Divórcio e Partilha de Bens: Tudo Que Você Precisa Saber
- Eloah Peres

- há 21 horas
- 6 min de leitura
Quando o imóvel se torna o centro do conflito
Uma cliente chegou ao escritório com uma situação que, infelizmente, é bastante comum: ela e o marido haviam se separado após 14 anos de casamento e, até aquele momento, continuavam morando sob o mesmo teto porque nenhum dos dois sabia ao certo o que fazer com o apartamento adquirido durante a união.
O imóvel estava no nome dos dois, havia parcelas de financiamento em aberto e ainda existia uma dívida de condomínio acumulada nos últimos meses. A dúvida dela era simples na forma, mas complexa na solução:
a quem pertence esse imóvel e o que fazemos agora?
Se você está passando por uma situação parecida, ou simplesmente quer entender como funciona a divisão de patrimônio em um divórcio antes que esse momento chegue, este artigo foi escrito para você.
Vamos explicar, de forma clara e direta, como a lei brasileira trata a partilha de bens, com foco especial nos imóveis, que costumam ser o bem de maior valor e, por isso, o centro dos maiores conflitos.
Regime de bens: o ponto de partida de tudo
Antes de falar em partilha, é preciso entender qual era o regime de bens do casal. É essa escolha, feita no momento do casamento ou estabelecida em pacto antenupcial, que vai determinar o que entra e o que não entra na divisão em caso de divórcio.
No Brasil, os regimes mais comuns são quatro:
Comunhão parcial de bens: é o regime padrão quando o casal não faz nenhuma escolha expressa.
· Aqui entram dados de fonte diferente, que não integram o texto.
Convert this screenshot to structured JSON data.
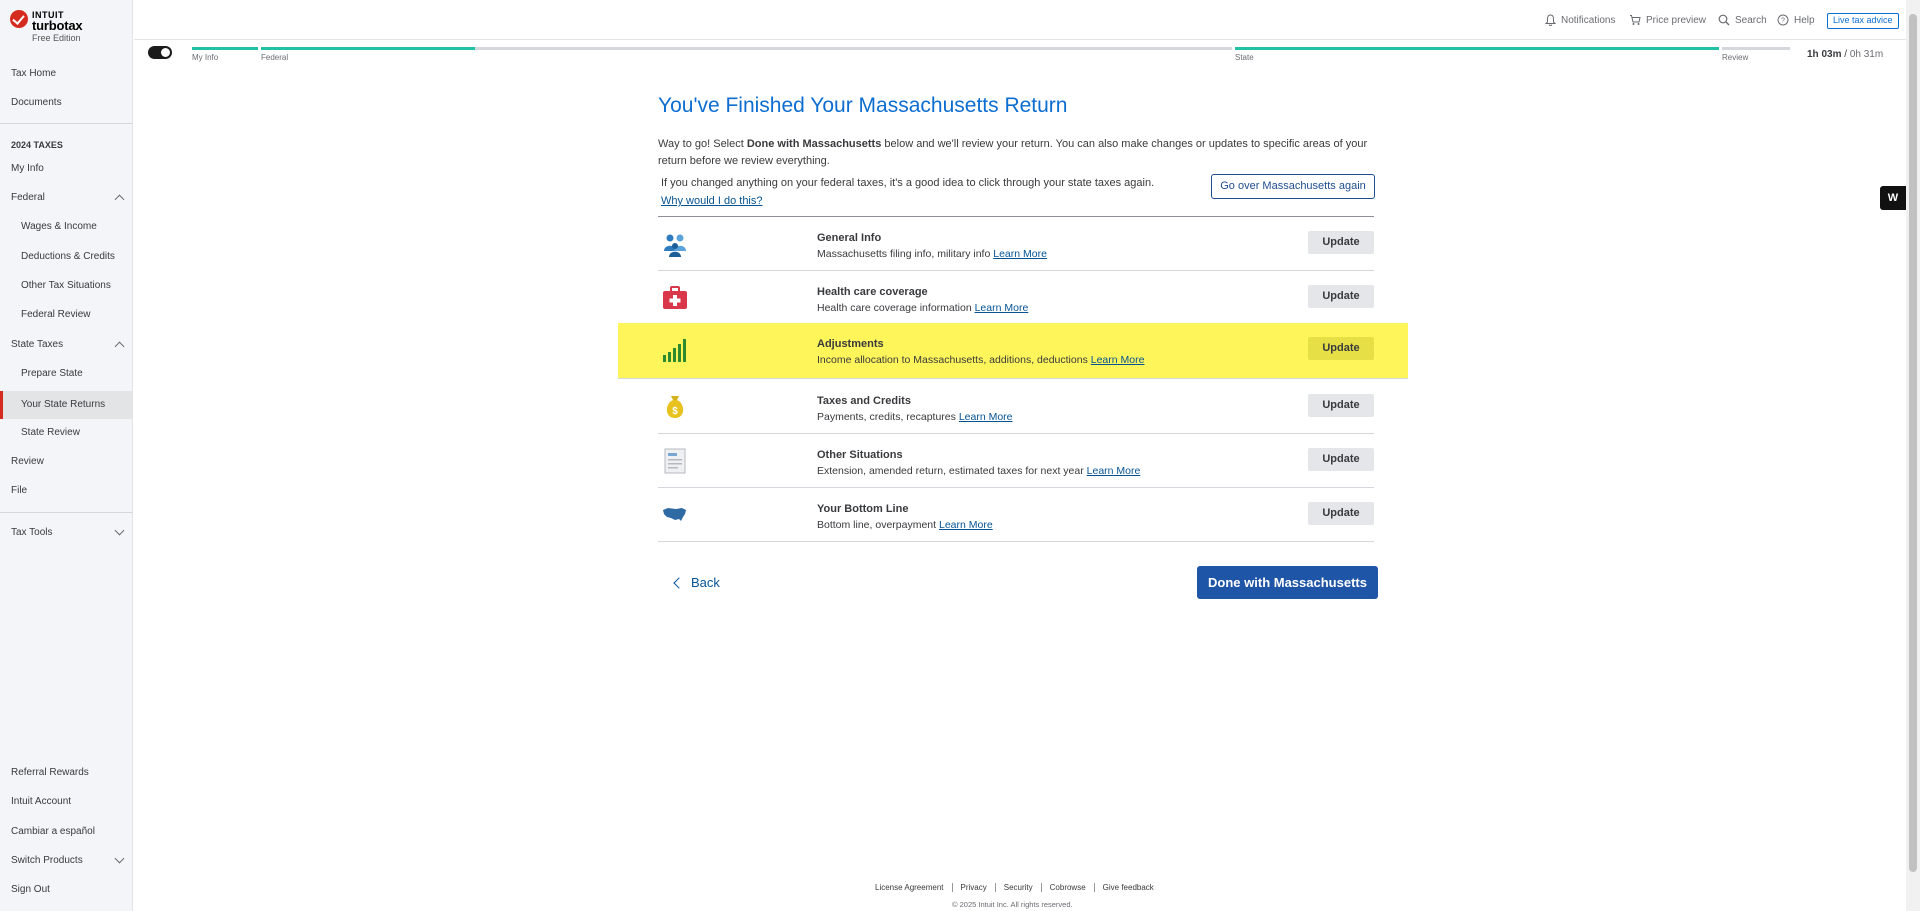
{
  "brand": {
    "intuit": "INTUIT",
    "name": "turbotax",
    "edition": "Free Edition"
  },
  "sidebar": {
    "tax_home": "Tax Home",
    "documents": "Documents",
    "section_heading": "2024 TAXES",
    "my_info": "My Info",
    "federal": "Federal",
    "wages": "Wages & Income",
    "deductions": "Deductions & Credits",
    "other_tax": "Other Tax Situations",
    "federal_review": "Federal Review",
    "state_taxes": "State Taxes",
    "prepare_state": "Prepare State",
    "your_state_returns": "Your State Returns",
    "state_review": "State Review",
    "review": "Review",
    "file": "File",
    "tax_tools": "Tax Tools",
    "referral": "Referral Rewards",
    "intuit_account": "Intuit Account",
    "espanol": "Cambiar a español",
    "switch_products": "Switch Products",
    "sign_out": "Sign Out"
  },
  "topbar": {
    "notifications": "Notifications",
    "price_preview": "Price preview",
    "search": "Search",
    "help": "Help",
    "live_advice": "Live tax advice"
  },
  "progress": {
    "steps": [
      "My Info",
      "Federal",
      "State",
      "Review"
    ],
    "federal_fill_pct": 22,
    "state_fill_pct": 100,
    "timer_main": "1h 03m",
    "timer_sep": " / ",
    "timer_secondary": "0h 31m"
  },
  "main": {
    "title": "You've Finished Your Massachusetts Return",
    "intro_pre": "Way to go! Select ",
    "intro_bold": "Done with Massachusetts",
    "intro_post": " below and we'll review your return. You can also make changes or updates to specific areas of your return before we review everything.",
    "notice": "If you changed anything on your federal taxes, it's a good idea to click through your state taxes again.",
    "why_link": "Why would I do this?",
    "again_button": "Go over Massachusetts again",
    "rows": [
      {
        "title": "General Info",
        "desc": "Massachusetts filing info, military info",
        "learn": "Learn More",
        "button": "Update"
      },
      {
        "title": "Health care coverage",
        "desc": "Health care coverage information",
        "learn": "Learn More",
        "button": "Update"
      },
      {
        "title": "Adjustments",
        "desc": "Income allocation to Massachusetts, additions, deductions",
        "learn": "Learn More",
        "button": "Update"
      },
      {
        "title": "Taxes and Credits",
        "desc": "Payments, credits, recaptures",
        "learn": "Learn More",
        "button": "Update"
      },
      {
        "title": "Other Situations",
        "desc": "Extension, amended return, estimated taxes for next year",
        "learn": "Learn More",
        "button": "Update"
      },
      {
        "title": "Your Bottom Line",
        "desc": "Bottom line, overpayment",
        "learn": "Learn More",
        "button": "Update"
      }
    ],
    "back": "Back",
    "done_button": "Done with Massachusetts"
  },
  "footer": {
    "links": [
      "License Agreement",
      "Privacy",
      "Security",
      "Cobrowse",
      "Give feedback"
    ],
    "copyright": "© 2025 Intuit Inc. All rights reserved."
  },
  "widget": {
    "label": "W"
  },
  "colors": {
    "accent": "#0d6ed1",
    "progress": "#21c1a5",
    "highlight": "#fdf559",
    "primary_button": "#1f55a6"
  }
}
Nele, os bens adquiridos durante o casamento são divididos igualmente. Bens anteriores ao casamento, heranças e doações recebidas individualmente ficam fora da partilha.
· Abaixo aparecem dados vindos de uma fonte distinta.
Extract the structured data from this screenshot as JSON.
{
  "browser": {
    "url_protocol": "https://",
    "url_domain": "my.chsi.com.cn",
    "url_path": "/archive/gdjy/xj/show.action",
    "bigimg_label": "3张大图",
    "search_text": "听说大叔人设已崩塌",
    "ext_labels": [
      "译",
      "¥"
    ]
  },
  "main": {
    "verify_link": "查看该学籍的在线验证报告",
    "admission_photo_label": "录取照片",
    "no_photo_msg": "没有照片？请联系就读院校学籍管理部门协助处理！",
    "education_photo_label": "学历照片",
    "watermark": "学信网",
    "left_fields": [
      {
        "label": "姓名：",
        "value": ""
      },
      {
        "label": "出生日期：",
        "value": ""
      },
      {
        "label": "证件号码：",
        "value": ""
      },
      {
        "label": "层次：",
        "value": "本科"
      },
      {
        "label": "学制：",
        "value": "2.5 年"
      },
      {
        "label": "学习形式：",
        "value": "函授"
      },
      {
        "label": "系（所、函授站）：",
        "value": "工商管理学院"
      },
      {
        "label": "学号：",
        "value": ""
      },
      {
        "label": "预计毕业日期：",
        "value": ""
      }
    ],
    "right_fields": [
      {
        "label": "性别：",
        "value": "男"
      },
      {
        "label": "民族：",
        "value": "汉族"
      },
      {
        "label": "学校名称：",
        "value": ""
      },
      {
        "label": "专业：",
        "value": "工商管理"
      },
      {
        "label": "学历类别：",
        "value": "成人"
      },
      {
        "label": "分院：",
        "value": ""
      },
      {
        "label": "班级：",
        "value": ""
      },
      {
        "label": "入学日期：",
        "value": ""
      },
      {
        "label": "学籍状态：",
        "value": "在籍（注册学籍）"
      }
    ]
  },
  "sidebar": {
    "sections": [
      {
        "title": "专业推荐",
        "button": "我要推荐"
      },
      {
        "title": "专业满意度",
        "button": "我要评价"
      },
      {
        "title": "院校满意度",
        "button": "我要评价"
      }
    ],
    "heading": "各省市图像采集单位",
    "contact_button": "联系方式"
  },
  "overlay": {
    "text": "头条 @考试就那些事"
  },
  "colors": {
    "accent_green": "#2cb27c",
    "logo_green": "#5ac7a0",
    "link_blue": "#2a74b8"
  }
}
Comunhão universal de bens: tudo é compartilhado, inclusive o que cada um tinha antes do casamento. A divisão, em regra, é de 50% para cada parte.
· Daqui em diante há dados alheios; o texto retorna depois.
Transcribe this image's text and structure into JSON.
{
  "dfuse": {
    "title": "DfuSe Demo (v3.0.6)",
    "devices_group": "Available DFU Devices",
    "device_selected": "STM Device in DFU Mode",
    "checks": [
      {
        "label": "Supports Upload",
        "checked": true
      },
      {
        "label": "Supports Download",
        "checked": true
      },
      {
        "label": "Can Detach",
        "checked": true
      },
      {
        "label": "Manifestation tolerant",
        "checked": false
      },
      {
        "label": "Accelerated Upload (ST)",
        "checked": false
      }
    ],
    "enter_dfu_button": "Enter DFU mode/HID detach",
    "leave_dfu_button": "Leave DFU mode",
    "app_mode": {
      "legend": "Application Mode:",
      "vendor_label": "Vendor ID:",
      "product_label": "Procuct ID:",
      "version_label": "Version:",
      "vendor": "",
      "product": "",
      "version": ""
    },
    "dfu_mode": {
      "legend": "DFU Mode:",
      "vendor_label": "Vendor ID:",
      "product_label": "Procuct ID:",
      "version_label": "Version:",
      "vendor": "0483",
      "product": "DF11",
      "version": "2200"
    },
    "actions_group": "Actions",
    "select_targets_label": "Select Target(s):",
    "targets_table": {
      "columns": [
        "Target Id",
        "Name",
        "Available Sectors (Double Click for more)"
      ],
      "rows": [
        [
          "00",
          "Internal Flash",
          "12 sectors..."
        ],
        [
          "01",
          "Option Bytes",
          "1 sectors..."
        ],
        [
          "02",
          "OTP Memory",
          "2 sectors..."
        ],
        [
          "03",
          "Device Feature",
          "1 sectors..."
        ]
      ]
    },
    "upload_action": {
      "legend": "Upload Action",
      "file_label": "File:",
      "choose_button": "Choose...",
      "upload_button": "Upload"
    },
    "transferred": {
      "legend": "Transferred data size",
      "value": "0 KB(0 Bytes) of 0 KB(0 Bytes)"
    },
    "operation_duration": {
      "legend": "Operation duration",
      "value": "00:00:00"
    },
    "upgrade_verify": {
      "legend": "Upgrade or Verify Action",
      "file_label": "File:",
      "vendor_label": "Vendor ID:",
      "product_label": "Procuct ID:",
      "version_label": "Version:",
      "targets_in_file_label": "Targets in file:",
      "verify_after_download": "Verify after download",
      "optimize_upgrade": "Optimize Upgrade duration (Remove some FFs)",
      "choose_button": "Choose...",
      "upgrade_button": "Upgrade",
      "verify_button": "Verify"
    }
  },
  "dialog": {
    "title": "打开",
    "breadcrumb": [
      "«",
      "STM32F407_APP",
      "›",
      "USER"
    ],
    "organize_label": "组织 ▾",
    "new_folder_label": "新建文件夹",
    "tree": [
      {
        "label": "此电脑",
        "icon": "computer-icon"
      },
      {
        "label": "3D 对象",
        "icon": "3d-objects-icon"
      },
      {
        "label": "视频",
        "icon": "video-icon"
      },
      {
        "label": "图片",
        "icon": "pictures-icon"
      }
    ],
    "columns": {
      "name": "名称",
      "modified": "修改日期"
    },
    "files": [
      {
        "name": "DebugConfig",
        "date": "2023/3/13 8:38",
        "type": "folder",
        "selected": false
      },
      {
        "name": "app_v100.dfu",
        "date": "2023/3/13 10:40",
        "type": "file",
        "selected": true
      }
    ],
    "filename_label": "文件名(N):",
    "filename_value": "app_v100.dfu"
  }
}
Separação total de bens: cada cônjuge mantém seu próprio patrimônio, sem comunicação entre eles. Nenhum bem do outro entra na partilha.
Participação final nos aquestos: regime menos comum, em que cada um administra seu patrimônio de forma independente durante o casamento, mas, na dissolução, há direito à metade dos bens adquiridos pelo outro durante a união.
Dica prática: se você não sabe ao certo qual era o seu regime de bens, consulte a certidão de casamento e verifique se há pacto antenupcial registrado em cartório. Essa informação é o ponto de partida indispensável para qualquer análise jurídica.
Quais imóveis entram na partilha de bens?
Essa é a pergunta que mais gera dúvidas. A resposta depende diretamente do regime de bens, mas vamos trabalhar com o mais comum: a comunhão parcial de bens.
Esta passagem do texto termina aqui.